Tuesday, April 22, 2014

Anti-Smoking Groups and Policy Makers Attack Big Pharma for Targeting Kids with Flavored Nicotine Replacement Products

A group of Congressmembers today released a report that criticizes pharmaceutical companies for targeting kids with candy-flavored nicotine replacement products. In addition to using appealing flavors, the report says, the pharmaceutical companies are attracting youth by using social media, sponsorship of youth-oriented events, and television and radio advertisements that reach substantial youth audiences. The report, entitled "“Gateway to Addiction?
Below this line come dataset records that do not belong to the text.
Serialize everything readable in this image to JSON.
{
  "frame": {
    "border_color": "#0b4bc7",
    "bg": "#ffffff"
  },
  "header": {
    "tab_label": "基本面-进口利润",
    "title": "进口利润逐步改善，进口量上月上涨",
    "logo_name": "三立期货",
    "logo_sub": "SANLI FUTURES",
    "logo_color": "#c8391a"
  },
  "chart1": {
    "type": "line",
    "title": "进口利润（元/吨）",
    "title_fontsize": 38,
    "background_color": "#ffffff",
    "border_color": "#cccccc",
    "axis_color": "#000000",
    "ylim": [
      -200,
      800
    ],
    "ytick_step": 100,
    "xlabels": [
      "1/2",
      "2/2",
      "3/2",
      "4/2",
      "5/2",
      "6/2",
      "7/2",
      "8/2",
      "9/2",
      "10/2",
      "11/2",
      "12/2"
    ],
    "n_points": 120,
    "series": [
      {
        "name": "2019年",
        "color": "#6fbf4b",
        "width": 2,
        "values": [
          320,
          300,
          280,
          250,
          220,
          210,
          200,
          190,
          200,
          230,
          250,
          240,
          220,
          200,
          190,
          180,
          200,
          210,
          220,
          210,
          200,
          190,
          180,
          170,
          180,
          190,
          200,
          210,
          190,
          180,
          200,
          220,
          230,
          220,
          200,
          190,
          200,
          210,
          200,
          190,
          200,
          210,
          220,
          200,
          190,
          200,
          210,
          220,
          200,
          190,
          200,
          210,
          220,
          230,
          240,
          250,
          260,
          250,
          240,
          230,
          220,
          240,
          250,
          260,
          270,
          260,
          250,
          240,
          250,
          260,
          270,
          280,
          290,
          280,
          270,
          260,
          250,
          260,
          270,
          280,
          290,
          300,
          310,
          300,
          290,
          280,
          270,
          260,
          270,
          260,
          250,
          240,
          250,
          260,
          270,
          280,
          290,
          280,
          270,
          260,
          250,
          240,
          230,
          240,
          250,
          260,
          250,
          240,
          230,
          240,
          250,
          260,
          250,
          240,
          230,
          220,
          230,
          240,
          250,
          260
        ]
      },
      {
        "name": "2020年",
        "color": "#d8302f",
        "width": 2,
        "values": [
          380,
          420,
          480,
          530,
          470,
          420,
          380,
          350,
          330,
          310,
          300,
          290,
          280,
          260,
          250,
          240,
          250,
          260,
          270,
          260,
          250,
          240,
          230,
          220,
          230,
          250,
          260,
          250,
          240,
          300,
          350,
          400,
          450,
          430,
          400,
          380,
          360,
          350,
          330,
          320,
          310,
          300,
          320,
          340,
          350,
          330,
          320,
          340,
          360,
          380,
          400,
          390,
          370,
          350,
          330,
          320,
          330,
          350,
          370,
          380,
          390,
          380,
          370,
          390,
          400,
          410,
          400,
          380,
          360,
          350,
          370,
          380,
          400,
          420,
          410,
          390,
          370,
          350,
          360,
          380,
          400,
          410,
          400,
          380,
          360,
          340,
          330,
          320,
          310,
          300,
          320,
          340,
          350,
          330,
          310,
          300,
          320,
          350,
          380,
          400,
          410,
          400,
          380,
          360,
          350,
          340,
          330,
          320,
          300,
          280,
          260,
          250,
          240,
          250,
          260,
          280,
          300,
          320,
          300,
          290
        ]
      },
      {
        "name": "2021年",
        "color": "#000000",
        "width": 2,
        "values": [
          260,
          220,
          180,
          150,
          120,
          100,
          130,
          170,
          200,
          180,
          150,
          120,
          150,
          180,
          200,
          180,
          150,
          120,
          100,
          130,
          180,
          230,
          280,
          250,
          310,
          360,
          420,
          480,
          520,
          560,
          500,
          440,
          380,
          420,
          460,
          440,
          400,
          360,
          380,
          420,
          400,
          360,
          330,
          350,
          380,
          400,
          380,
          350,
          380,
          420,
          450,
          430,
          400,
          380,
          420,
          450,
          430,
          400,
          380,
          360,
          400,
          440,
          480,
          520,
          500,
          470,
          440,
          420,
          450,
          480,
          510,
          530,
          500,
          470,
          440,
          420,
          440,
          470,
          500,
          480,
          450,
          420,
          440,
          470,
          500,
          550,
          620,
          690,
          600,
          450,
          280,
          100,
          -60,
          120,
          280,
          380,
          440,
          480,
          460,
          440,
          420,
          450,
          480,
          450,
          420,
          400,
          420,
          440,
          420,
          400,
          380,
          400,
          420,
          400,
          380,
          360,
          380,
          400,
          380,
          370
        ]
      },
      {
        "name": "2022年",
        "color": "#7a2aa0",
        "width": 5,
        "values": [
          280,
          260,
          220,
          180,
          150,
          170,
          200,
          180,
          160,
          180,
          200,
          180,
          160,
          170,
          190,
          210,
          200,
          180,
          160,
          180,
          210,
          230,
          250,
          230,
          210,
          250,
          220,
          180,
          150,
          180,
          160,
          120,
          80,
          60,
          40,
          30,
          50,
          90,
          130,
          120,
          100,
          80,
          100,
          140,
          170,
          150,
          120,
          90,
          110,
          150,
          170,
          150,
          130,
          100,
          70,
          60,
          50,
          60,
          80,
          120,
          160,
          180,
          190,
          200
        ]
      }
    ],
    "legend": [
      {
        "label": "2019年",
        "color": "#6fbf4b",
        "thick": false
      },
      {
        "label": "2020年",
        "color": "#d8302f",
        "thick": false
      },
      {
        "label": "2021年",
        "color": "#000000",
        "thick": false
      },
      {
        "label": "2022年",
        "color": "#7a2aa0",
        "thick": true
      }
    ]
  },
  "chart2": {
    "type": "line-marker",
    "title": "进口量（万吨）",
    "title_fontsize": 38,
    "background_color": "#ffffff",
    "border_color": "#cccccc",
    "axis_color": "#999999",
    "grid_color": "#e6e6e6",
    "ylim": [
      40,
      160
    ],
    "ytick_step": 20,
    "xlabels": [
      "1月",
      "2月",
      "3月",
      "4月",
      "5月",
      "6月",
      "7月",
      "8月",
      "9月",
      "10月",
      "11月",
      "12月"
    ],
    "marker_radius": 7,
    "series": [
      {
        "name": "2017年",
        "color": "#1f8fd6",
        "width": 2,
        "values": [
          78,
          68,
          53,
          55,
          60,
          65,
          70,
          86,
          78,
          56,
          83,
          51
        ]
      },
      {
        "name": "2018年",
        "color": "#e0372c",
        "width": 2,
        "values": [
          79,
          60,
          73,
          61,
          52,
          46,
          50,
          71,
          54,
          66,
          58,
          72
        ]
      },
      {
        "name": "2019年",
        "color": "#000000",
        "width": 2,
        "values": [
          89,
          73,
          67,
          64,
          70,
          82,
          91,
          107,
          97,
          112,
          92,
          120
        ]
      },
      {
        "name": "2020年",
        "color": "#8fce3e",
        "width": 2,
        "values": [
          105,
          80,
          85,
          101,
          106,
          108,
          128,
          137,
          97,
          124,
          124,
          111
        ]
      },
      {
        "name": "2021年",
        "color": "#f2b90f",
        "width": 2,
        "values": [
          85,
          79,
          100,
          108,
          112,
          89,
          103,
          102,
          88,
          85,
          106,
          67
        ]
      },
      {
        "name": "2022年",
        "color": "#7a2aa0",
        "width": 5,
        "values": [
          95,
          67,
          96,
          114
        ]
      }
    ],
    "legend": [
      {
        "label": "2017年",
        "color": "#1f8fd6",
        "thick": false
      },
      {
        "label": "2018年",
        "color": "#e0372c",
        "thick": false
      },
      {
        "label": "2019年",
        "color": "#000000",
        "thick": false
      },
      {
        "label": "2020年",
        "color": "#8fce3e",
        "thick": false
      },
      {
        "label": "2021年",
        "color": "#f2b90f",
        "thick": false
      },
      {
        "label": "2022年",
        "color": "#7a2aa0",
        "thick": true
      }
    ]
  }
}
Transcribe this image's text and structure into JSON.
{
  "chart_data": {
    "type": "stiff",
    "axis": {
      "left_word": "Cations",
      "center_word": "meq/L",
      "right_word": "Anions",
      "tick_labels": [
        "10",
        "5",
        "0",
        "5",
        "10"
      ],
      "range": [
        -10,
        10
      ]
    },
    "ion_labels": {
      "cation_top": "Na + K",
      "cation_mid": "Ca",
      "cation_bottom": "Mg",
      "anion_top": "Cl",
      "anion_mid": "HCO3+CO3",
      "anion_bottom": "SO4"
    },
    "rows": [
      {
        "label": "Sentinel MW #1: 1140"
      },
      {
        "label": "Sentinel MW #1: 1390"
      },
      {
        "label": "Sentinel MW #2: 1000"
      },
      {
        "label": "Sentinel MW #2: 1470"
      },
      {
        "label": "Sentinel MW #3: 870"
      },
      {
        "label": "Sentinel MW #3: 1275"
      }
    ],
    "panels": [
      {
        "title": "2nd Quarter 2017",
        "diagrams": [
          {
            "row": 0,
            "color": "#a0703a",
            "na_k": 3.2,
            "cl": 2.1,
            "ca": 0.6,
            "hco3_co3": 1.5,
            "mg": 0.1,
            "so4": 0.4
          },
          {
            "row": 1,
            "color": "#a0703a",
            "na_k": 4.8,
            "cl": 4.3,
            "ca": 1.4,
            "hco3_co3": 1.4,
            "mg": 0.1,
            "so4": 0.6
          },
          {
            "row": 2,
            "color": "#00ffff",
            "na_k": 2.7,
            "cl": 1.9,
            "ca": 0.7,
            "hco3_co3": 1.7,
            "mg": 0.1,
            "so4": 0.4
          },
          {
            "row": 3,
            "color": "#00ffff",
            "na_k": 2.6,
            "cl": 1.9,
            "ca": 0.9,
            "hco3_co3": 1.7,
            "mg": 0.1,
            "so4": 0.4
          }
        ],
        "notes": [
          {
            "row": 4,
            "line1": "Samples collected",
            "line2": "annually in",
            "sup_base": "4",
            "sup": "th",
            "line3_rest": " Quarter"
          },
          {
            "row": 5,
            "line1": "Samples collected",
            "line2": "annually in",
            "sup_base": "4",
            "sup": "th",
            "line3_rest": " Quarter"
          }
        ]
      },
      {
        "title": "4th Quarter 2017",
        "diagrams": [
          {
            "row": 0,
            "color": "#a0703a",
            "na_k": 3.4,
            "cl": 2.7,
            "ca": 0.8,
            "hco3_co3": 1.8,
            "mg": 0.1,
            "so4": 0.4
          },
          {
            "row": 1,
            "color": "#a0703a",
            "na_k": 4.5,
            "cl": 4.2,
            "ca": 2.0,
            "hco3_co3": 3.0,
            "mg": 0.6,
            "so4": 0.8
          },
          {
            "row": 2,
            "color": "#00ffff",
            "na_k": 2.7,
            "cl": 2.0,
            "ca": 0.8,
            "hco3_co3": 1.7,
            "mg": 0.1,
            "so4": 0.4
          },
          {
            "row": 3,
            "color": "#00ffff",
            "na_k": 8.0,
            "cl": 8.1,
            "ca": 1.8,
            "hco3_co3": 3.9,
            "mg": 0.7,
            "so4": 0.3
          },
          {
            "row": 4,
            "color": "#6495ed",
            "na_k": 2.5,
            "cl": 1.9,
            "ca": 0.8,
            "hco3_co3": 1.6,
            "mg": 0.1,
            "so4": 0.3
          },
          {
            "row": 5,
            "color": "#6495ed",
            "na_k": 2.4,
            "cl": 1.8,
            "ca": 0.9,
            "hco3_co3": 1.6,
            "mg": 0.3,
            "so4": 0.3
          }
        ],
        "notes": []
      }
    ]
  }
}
A Study of Nicotine Replacement Product Manufactureres and Marketing to Youth," is the first investigation of tactics used by pharmaceutical companies to market nicotine gum and nicotine lozenges to youth.

The major finding of the report was that pharmaceutical companies are marketing nicotine gum and lozenges in flavors that could be appealing to children and teens. Among the flavored brands of nicotine gum and lozenges cited in the report are:
  • Fruit Chill
  • Cinnamon Surge
  • Cherry
  • Orange
  • Fresh Mint
  • Extreme Chill
  • White Ice Mint
  • Spearmint Burst
The report includes pictures of product images and advertisements that appear to showcase the sweet, fruit flavorings of these products.

For example:
  • The Nicorette Fruit Chill package includes an image of fruits: pineapple, strawberry, banana, and orange.
  • An advertisement for Nicorette Fruit Chill uses the tagline: "Quitting is no vacation. But it can taste like one."
  • Nicorette's Spearmint Chill brand mimics the taste, flavor, and marketing image of youth-popular Wrigley's spearmint gum.
  • The image used on the Nicorette Fruit Chill package is almost identical to that of Trident spearmint gum, which also shows a variety of fruits.
The report also documents how pharmaceutical companies are using sponsorships of motor sports - particularly, the sponsorship of racing cars - to associate these products with youth-popular activities and events that have large youth audiences. The report includes photos, such as:
Perhaps the most damning finding of the report is the marketing of Nicorette toy race cars, a tactic that the lawmakers say can only be targeted at young children and intended to create positive associations with Nicorette in children as young as 2 and 3 years-old. The lawmakers included in the report multiple images of Nicorette toy race cars:
  • Nicorette Cinnamon Surge toy race car
  • Jeff Gordon's Nicorette Cinnamon Surge Chevy toy race car
The report also noted that popular stars, such as Jessica Simpson, have been endorsing the use of nicotine gum. Simpson - a former teen-pop sensation - told a national television audience that she was addicted to Nicorette gum, even though she had never smoked a cigarette in her life. Simpson told Jay Leno: "The first time I ever chewed a piece of Nicorette gum one of my close friends’ mother gave it to me. I think she thought she was giving me a piece of regular gum. I was chewing it and it was like a party in my mouth. It was like fireworks and 'Oh my god, I’m talking a million miles per hour and I love this gum and what kind of gum is this? I have to have this gum.'"

In citing Jessica Simpson's nationally televised testimonial to Nicorette, the report warned that "flavored nicotine replacement products may be a gateway to a lifetime of youth addiction to nicotine and tobacco."

The report concludes by calling on the Food and Drug Administration to remove candy-flavored NRT products from the market and to regulate the marketing of NRT so that it does not appeal to or target youths.

The Rest of the Story

Yes, this is satire. But it makes the point that the very same arguments that the lawmakers are using to implicate electronic cigarettes in targeting youth could be made to implicate nicotine replacement products such as nicotine gum and lozenges.

The rest of the story is nicely summarized by Jacob Sullum in a Reason.com column. He concludes:

"According to the Smoking Toolkit Study, e-cigarette use in England has been rising since 2011, when the survey began. Meanwhile, the percentage of smokers who reported quitting in the previous year rose from 4.6 percent in 2011 to 6.2 percent in 2012. The cessation rate was 6.1 percent last year and 8.7 percent in the first quarter of this year. During the same period the success rate of smokers who tried to quit rose from 13.7 percent to 21.4 percent. Those numbers suggest the real promise of e-cigarettes—not as a nefarious plot to hook teenagers on nicotine but as a harm-reducing alternative to smoking. If the FDA follows Durbin's advice, it will ban most e-cigarette flavors, making the switch less appealing to smokers who prefer the prohibited varieties, and restrict e-cigarette advertising, making smokers less aware of a competing product that could literally save their lives."